Глава 11. Черноглазые друзья
— Наша задача — прежде всего растить национальные кадры, — любил говорить заместитель директора института Иван Степаныч. Сам директор был туркмен, преподаватель туркменской литературы. Он тоже так думал, но высказывал эту мысль очень редко, чтобы кому-нибудь не показалось, что он думает только об интересах туркмен.
В институте учились и русские и туркмены. Учили главным образом русские. Как учить русских, было ясно вполне. Но как учить туркмен, если не каждый из них хорошо владеет русским языком? Туркменский педагоги знали немного, только разговорный. А дело не ждет, учить надо уже сегодня, сейчас.
Студенты приезжали из городов и аулов. В сельских школах они получали обычно очень поверхностные представления о русской литературе и истории. И на этом фундаменте надо было строить всё здание. Среди заочников Маше попадались юноши, не имевшие даже беглого представления об истории России. Правда, все они знали, что самое главное произошло в 1917 году, что всё начинается с революции — Великой Октябрьской социалистической революции. Но разве этого достаточно для будущего школьного учителя?
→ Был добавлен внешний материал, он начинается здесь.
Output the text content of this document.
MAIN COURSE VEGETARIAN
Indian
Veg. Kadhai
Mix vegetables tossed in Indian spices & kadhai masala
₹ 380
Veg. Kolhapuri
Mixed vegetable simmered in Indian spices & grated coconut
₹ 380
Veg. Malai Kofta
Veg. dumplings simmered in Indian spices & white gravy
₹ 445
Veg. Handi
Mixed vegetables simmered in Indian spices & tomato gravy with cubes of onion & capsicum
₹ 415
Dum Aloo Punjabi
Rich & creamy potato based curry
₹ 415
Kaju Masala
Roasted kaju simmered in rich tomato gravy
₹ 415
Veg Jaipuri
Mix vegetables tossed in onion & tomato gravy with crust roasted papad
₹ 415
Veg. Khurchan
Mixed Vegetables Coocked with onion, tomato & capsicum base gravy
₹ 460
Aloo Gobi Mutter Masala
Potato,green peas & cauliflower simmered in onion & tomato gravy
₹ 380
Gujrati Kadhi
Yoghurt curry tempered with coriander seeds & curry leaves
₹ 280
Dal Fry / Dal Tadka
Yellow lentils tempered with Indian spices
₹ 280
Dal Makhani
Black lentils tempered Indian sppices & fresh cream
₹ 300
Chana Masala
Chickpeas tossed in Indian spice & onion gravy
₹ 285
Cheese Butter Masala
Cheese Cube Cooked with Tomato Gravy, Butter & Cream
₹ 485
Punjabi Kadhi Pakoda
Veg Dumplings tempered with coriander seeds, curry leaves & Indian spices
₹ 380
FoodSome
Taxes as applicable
Туркменских девушек в институте было мало. Многие родители еще мешали дочкам продолжать учение после школы. Зачем? Замуж и так пойдут, грамотные, не то что их матери. Советская власть в Туркмении рассуждала иначе. Она помогала женской молодежи на практике пользоваться равноправием.
Советская власть в образе замдиректора института, депутата районного Совета Ивана Степановича вызвала Машу Лозу и поручила ей поехать в областной центр — Мары. Там работали курсы подготовки в вуз для девушек. И уже не первый год случалось так, что к лету многие разбегались, ехать в Ашхабад было почти некому.
— Поезжайте в командировку по набору студентов, Мария Борисовна, — сказал Иван Степанович. — Пойдите там в горком комсомола, посоветуйтесь, потом с туркменками побеседуйте. Поезжайте, вас девушки послушают.
И вот она в Мары. Одноэтажные беленые домики с плоскими крышами, кургузые деревца тутовника с обрезанными ветками, неширокое русло Мургаба, богатый базар.